The main problem with performance appraisals is that often managers make the process a lot harder than it needs to be. When rushed and incorrectly done, appraisals lack ineffectiveness and can hinder productivity. It's imperative that performance evaluation encourage growth and professional development.
Employee development should be viewed as either as an advancement process (i.e. shaping the employee for a new role) or for improvement (i.e. giving the tools needed to perform, develop and growth within their roles). A performance review provides a roadmap for the employee and assists employees by getting them on the right track. It’s vital that a company keeps focus on its overall objectives and goals. If an employee deviates, it could cause a problem further along the line.
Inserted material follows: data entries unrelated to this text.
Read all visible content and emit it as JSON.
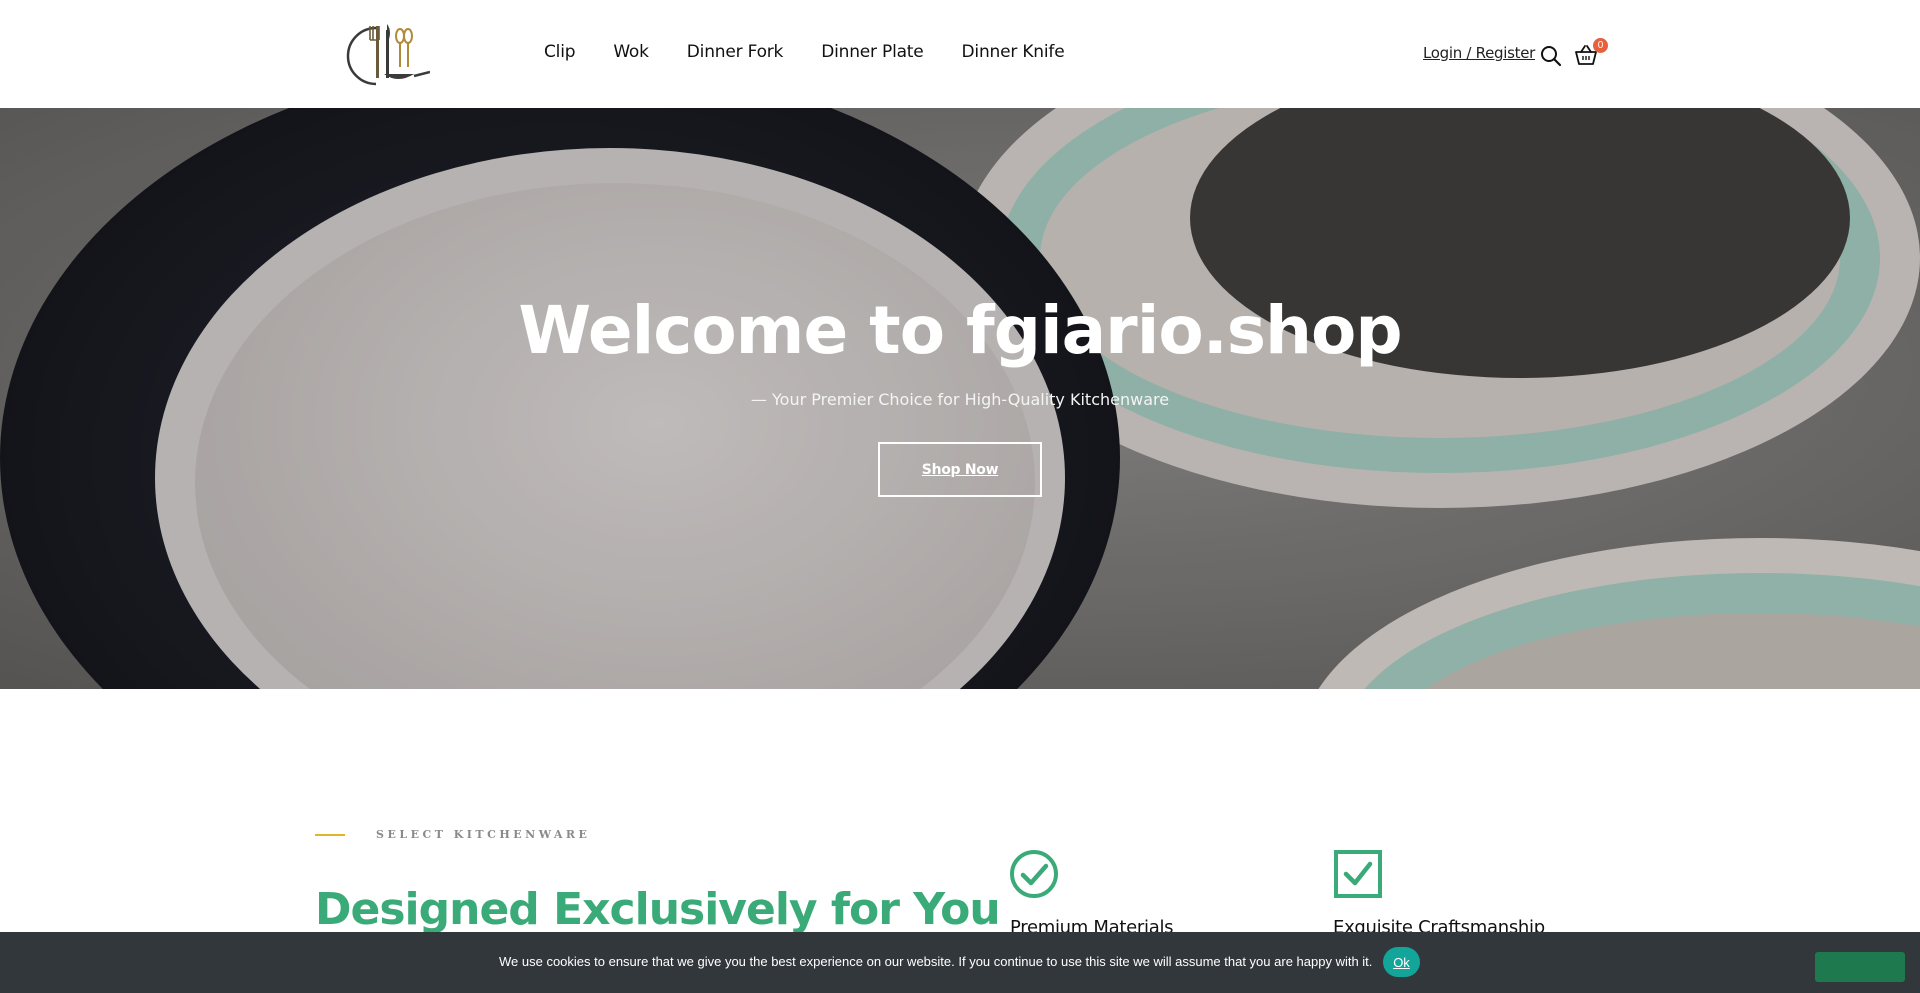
{
  "header": {
    "logo_icon": "cutlery-logo-icon",
    "nav": [
      "Clip",
      "Wok",
      "Dinner Fork",
      "Dinner Plate",
      "Dinner Knife"
    ],
    "account_label": "Login / Register",
    "search_icon": "search-icon",
    "cart_icon": "basket-icon",
    "cart_count": "0"
  },
  "hero": {
    "title": "Welcome to fgiario.shop",
    "subtitle": "— Your Premier Choice for High-Quality Kitchenware",
    "button_label": "Shop Now"
  },
  "intro": {
    "eyebrow": "SELECT KITCHENWARE",
    "title": "Designed Exclusively for You",
    "features": [
      {
        "icon": "check-circle-icon",
        "title": "Premium Materials"
      },
      {
        "icon": "check-square-icon",
        "title": "Exquisite Craftsmanship"
      }
    ]
  },
  "cookie": {
    "message": "We use cookies to ensure that we give you the best experience on our website. If you continue to use this site we will assume that you are happy with it.",
    "ok_label": "Ok"
  },
  "colors": {
    "accent_green": "#3aaa78",
    "eyebrow_gold": "#e0b526",
    "cart_badge": "#e8613c",
    "cookie_bg": "#32373c",
    "cookie_ok": "#13a59a"
  }
}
All reviews must have positive and constructive elements. Positive feedback should reflect performances the employee has shown improvement in. For example, If the employee has shown signs of improvement in the quality or quantity of work, praise this effort. Constructive feedback should not be negative, and seen as an opportunity to grow. If the employee has failed to grasp something, or failed to achieve specific goals, find out why they didn’t reach these and try come up with ways to rectify the problems.
There are many tools that can assist managers to prepare for employee appraisals, but keep in mind that specific tools and measures vary from company to company. Adopt a review system that is conducive to culture of the company. The most common tool can be attendance and punctuality policies, job descriptions, previous reviews, etc.